The event also featured a side competition sponsored by Chrysler.
“Matthias Berthed, also of Austria, had amassed enough points by the time he reached the semifinals of the final slalom to claim the $100,000 prize in the four-event Chrysler Championship Series,” the Vail Trail reported.
40 years ago
April 8, 1983
Vail skiers prepared to enjoy their last few days of the season despite ample snowfall in recent weeks.
“There are more than 100 inches of snow lying at the top of Vail Mountain. Conditions are the best that they’ve been all season. So why are there only two more days left in the skiing season here in Vail? Why not keep the mountain open and let everybody enjoy some great spring skiing?
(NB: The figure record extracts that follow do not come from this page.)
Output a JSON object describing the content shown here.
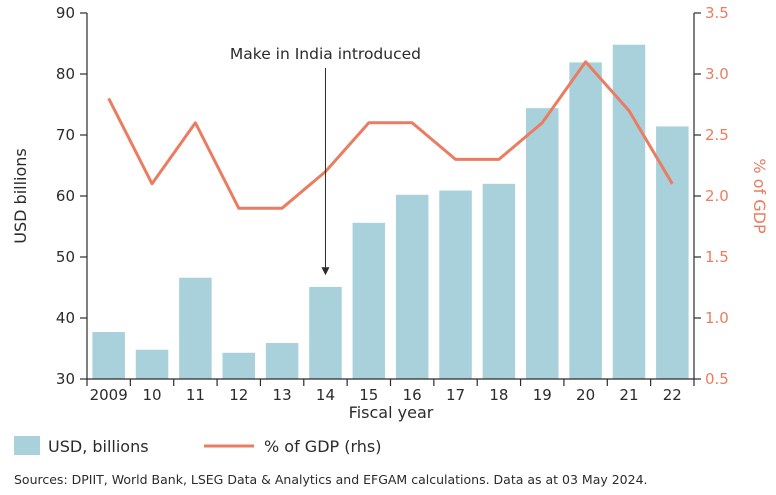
{
  "chart_data": {
    "type": "bar+line",
    "categories": [
      "2009",
      "10",
      "11",
      "12",
      "13",
      "14",
      "15",
      "16",
      "17",
      "18",
      "19",
      "20",
      "21",
      "22"
    ],
    "series": [
      {
        "name": "USD, billions",
        "type": "bar",
        "axis": "left",
        "color": "#a9d1dc",
        "values": [
          37.7,
          34.8,
          46.6,
          34.3,
          35.9,
          45.1,
          55.6,
          60.2,
          60.9,
          62.0,
          74.4,
          81.9,
          84.8,
          71.4
        ]
      },
      {
        "name": "% of GDP (rhs)",
        "type": "line",
        "axis": "right",
        "color": "#ea7d61",
        "values": [
          2.8,
          2.1,
          2.6,
          1.9,
          1.9,
          2.2,
          2.6,
          2.6,
          2.3,
          2.3,
          2.6,
          3.1,
          2.7,
          2.1
        ]
      }
    ],
    "xlabel": "Fiscal year",
    "ylabel": "USD billions",
    "ylabel_right": "% of GDP",
    "ylim": [
      30,
      90
    ],
    "yticks": [
      "30",
      "40",
      "50",
      "60",
      "70",
      "80",
      "90"
    ],
    "ylim_right": [
      0.5,
      3.5
    ],
    "yticks_right": [
      "0.5",
      "1.0",
      "1.5",
      "2.0",
      "2.5",
      "3.0",
      "3.5"
    ],
    "annotation": {
      "text": "Make in India introduced",
      "category": "14",
      "arrow_to_value": 47
    },
    "legend_position": "bottom-left",
    "grid": false
  },
  "legend": {
    "bar_label": "USD, billions",
    "line_label": "% of GDP (rhs)"
  },
  "footer": {
    "source": "Sources: DPIIT, World Bank, LSEG Data & Analytics and EFGAM calculations. Data as at 03 May 2024."
  }
}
Why close down Sunday? Why shut down so early? Why not stay open? Who’s to blame?” the Vail Trail asked, rhetorically. “Christians, perhaps. After all, they’re the ones who, long ago, decided that Easter would be celebrated on the Sunday following the first full moon of spring. And the Sunday following Easter is traditionally the closing day for most of the major ski areas in Colorado, Utah, and Wyoming. Why? Well, it has nothing to do with snow conditions. Easter came early this year, and so does Vail’s closing date.”
50 years ago
April 10, 1973
Vail Mountain announced it intended to keep the Back Bowls open through the mountain’s scheduled closing day of April 22, 1973.
Vail Mountain was boasting “the best spring conditions in Vail’s history,” the Vail Trail reported.
“The base at the summit as of April 10 was reported to be 80 inches, offering some of the best skiing of the season,” the Trail reported. “Both gondolas 1 and 2 will be open through April 22, as well as chair lifts 2, 3, 4, 5 and 6. Chair lift 7 serving Game Creek Bowl will be open on weekends, and chair lift 1 will also be open depending on demand. Either the Golden Peak mighty mite or the poma will remain open for beginners as well as the poma at Mid-Vail.”
60 years ago
April 4, 1963
Property in Eagle County was changing hands “at a rapid rate,” the Eagle County Enterprise reported.
The Enterprise detailed property transfers that were recorded during March, including “A parcel of land on Gore Creek,” a “lot in Vail Village,” a “ranch properly on Milk Creek,” a “lot in Vail Village” a “lot in Vail Village,” “7.54 acres on Gore Creek,” “lots in Vail Village,” and many others across the county.